Iron Mountain ski jump

Iron Mountain ski jump

Monday, March 2, 2026

THE PROBLEM WITH BEING HUMAN [M. 3-2-26]

 CHRIST IN WINTER: Reflections on Faith & Life for the Years of Winter—THE PROBLEM WITH BEING HUMAN [M. 3-2-26]

 


There are 3 problems with this column: It is too long. It’s mostly personal history. It has no solution to the problem of human nature. So, read at your own risk.

When I was a young preacher, a couple came to me for marriage counseling. I’ll call them Don and Nan. I had known both of them casually when we were college students, before they married. We weren’t close friends during college, just acquaintances, really, but I was fairly well known in certain circles, because I was the only full-time [1] preacher in the ranks of adolescent college students.

So, after college, when they were married, and living in a town close to where I was preaching while going to seminary, they decided I should be their marriage counselor.

Actually, it was Nan who decided it. Because Don wasn’t being exactly faithful. In fact, he was failing rather spectacularly. Except he didn’t he didn’t see it as a failure.

I had learned in pastoral counseling class to begin marriage counseling with individual appointments, so Don felt comfortable, too much so, in explaining why he was unfaithful in marriage. “These women reach out to me with their eyes. They are so needy. I am simply trying to fulfill their needs.” In his mind, he was the messiah of sex.

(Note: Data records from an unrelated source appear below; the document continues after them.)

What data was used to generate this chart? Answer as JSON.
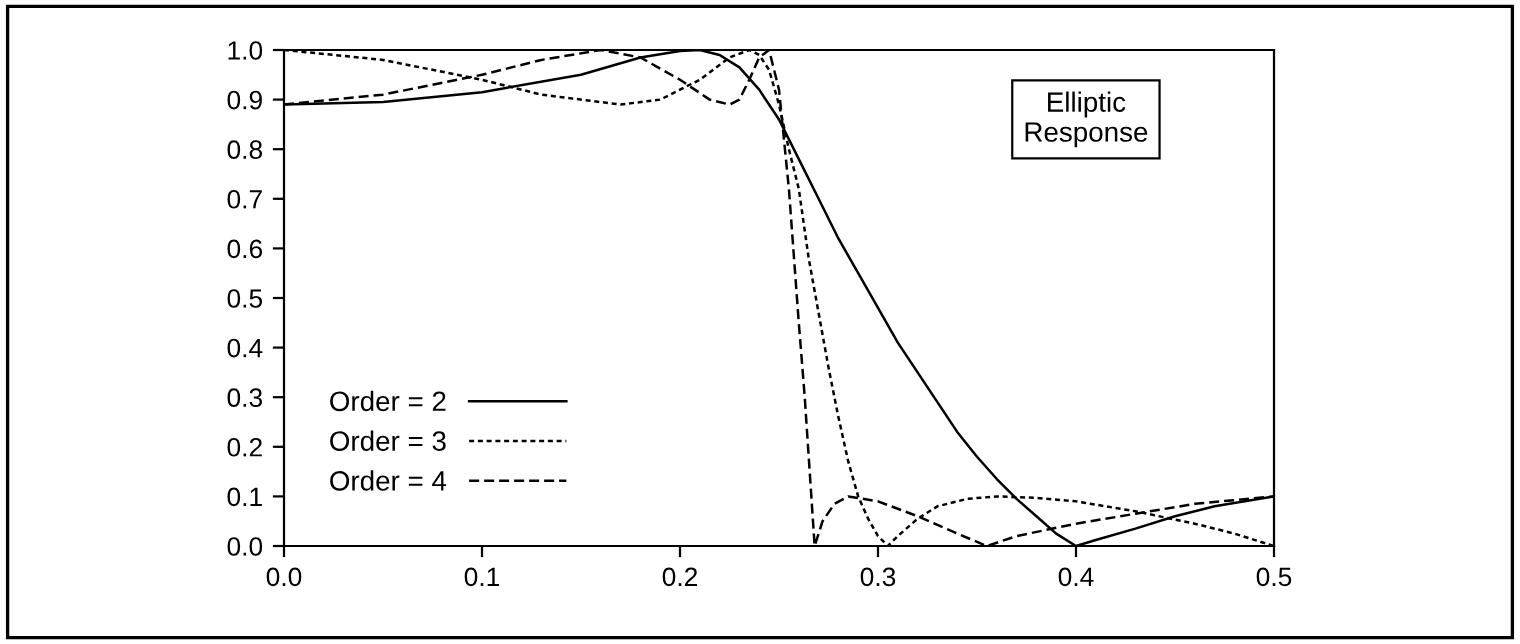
{
  "chart_data": {
    "type": "line",
    "annotations": [
      "Elliptic\nResponse"
    ],
    "series": [
      {
        "name": "Order = 2",
        "color": "#000000",
        "line_style": "solid",
        "x": [
          0,
          0.05,
          0.1,
          0.15,
          0.18,
          0.2,
          0.21,
          0.22,
          0.23,
          0.24,
          0.25,
          0.26,
          0.27,
          0.28,
          0.29,
          0.3,
          0.31,
          0.32,
          0.33,
          0.34,
          0.35,
          0.36,
          0.37,
          0.38,
          0.39,
          0.4,
          0.41,
          0.43,
          0.45,
          0.47,
          0.5
        ],
        "values": [
          0.89,
          0.895,
          0.915,
          0.95,
          0.985,
          0.998,
          1.0,
          0.99,
          0.965,
          0.92,
          0.86,
          0.78,
          0.7,
          0.62,
          0.55,
          0.48,
          0.41,
          0.35,
          0.29,
          0.23,
          0.18,
          0.135,
          0.095,
          0.06,
          0.025,
          0.0,
          0.012,
          0.035,
          0.06,
          0.08,
          0.1
        ]
      },
      {
        "name": "Order = 3",
        "color": "#000000",
        "line_style": "dotted",
        "x": [
          0,
          0.05,
          0.1,
          0.13,
          0.17,
          0.19,
          0.21,
          0.225,
          0.235,
          0.24,
          0.245,
          0.25,
          0.255,
          0.26,
          0.265,
          0.27,
          0.275,
          0.28,
          0.285,
          0.29,
          0.295,
          0.3,
          0.305,
          0.31,
          0.32,
          0.33,
          0.345,
          0.36,
          0.38,
          0.4,
          0.43,
          0.46,
          0.48,
          0.5
        ],
        "values": [
          1.0,
          0.98,
          0.94,
          0.91,
          0.89,
          0.9,
          0.94,
          0.985,
          1.0,
          0.99,
          0.96,
          0.89,
          0.8,
          0.72,
          0.58,
          0.47,
          0.36,
          0.26,
          0.17,
          0.1,
          0.055,
          0.02,
          0.0,
          0.02,
          0.055,
          0.08,
          0.095,
          0.1,
          0.097,
          0.09,
          0.07,
          0.045,
          0.025,
          0.0
        ]
      },
      {
        "name": "Order = 4",
        "color": "#000000",
        "line_style": "dashed",
        "x": [
          0,
          0.05,
          0.1,
          0.13,
          0.16,
          0.18,
          0.2,
          0.215,
          0.225,
          0.23,
          0.235,
          0.24,
          0.245,
          0.25,
          0.255,
          0.26,
          0.263,
          0.266,
          0.268,
          0.272,
          0.278,
          0.285,
          0.3,
          0.32,
          0.34,
          0.355,
          0.37,
          0.4,
          0.43,
          0.46,
          0.5
        ],
        "values": [
          0.89,
          0.91,
          0.95,
          0.98,
          1.0,
          0.985,
          0.94,
          0.9,
          0.89,
          0.9,
          0.94,
          0.985,
          1.0,
          0.92,
          0.72,
          0.45,
          0.3,
          0.12,
          0.0,
          0.05,
          0.085,
          0.1,
          0.09,
          0.06,
          0.025,
          0.0,
          0.02,
          0.045,
          0.065,
          0.085,
          0.1
        ]
      }
    ],
    "xlim": [
      0,
      0.5
    ],
    "xticks": [
      {
        "value": 0,
        "label": "0.0"
      },
      {
        "value": 0.1,
        "label": "0.1"
      },
      {
        "value": 0.2,
        "label": "0.2"
      },
      {
        "value": 0.3,
        "label": "0.3"
      },
      {
        "value": 0.4,
        "label": "0.4"
      },
      {
        "value": 0.5,
        "label": "0.5"
      }
    ],
    "ylim": [
      0,
      1.0
    ],
    "yticks": [
      {
        "value": 0,
        "label": "0.0"
      },
      {
        "value": 0.1,
        "label": "0.1"
      },
      {
        "value": 0.2,
        "label": "0.2"
      },
      {
        "value": 0.3,
        "label": "0.3"
      },
      {
        "value": 0.4,
        "label": "0.4"
      },
      {
        "value": 0.5,
        "label": "0.5"
      },
      {
        "value": 0.6,
        "label": "0.6"
      },
      {
        "value": 0.7,
        "label": "0.7"
      },
      {
        "value": 0.8,
        "label": "0.8"
      },
      {
        "value": 0.9,
        "label": "0.9"
      },
      {
        "value": 1.0,
        "label": "1.0"
      }
    ],
    "grid": false,
    "legend": "bottom left"
  }
}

Yes, I know that the eyes are the windows to the soul [Mt 6:22-24], but I’ve always been amazed at what some folks think they get from eyes. Don was definitely no George Clooney. Maybe Rainn Wilson [“The Office”]. It was hard to believe that all those girls [2] were beseeching him for sexual sustenance with their eyes. I have always suspected that we see in the eyes of others what is actually in our own eyes.

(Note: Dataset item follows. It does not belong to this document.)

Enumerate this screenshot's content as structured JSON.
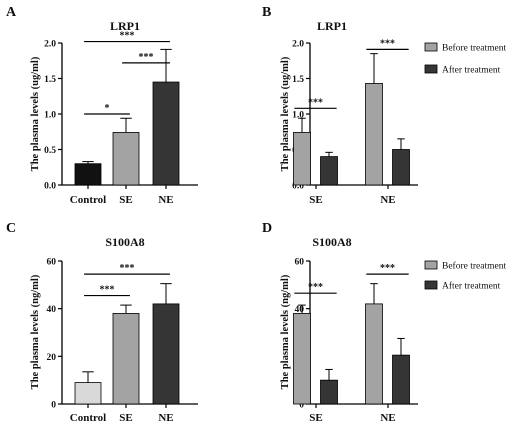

I told Nan that she didn’t have a marriage problem. She had a human nature problem, because Don was a delusional, egotistical, narcissistic, lustful nymphomaniac. [In seminary, you learn a lot of new words and want to use them.]

 


It’s time to use a basketball reference, because it’s “March Madness” month. [And you probably thought it’s Lent.] When Coach K [I dare not try to spell Krzyzewski] of Duke basketball retired, he said that his greatest opponent was always human nature. Basketball players are human. They want to take the easy way. They want to do all the scoring instead of doing what’s best for the team. They want the rewards without the work.

Human nature is always the biggest problem for a counselor, too. You can help folks understand the origins of their problems, and all sorts of good stuff, but you can’t change human nature.

I think it was Grok, the cave man, who often appears in “The Far Side,” who first said, “Human nature? I think we were better off as Neanderthals. This human nature is a bitch.” [Don’t blame me; I’m just quoting.]

 


Come to think of it, human nature isn’t just the biggest problem for basketball coaches and counselors. It’s the biggest problem for you and for me. So, if you want to do anything about it, take it up with the creator of human nature…

John Robert McFarland

1] “Full-time” is relative. I preached in one or more of my 3 churches every Sunday morning and evening, but I was a full-time college student throughout the week. I was, however, the only pastor those churches had. Whenever there was some pastoral need, I had to fulfill it. They weren’t frequent, but I did weddings and funerals, and special services, like Christmas Eve and Easter sunrise, and I made hospital visits and calls on shut-ins and newcomers.

2] Yes, we were still girls and boys, not yet men and women. We were married, and college grads, and definitely thought that we were all grown-up, but we were under 25, the age when the frontal lobe decision-making part of the brain is fully developed. If we made good decisions, it was only by luck.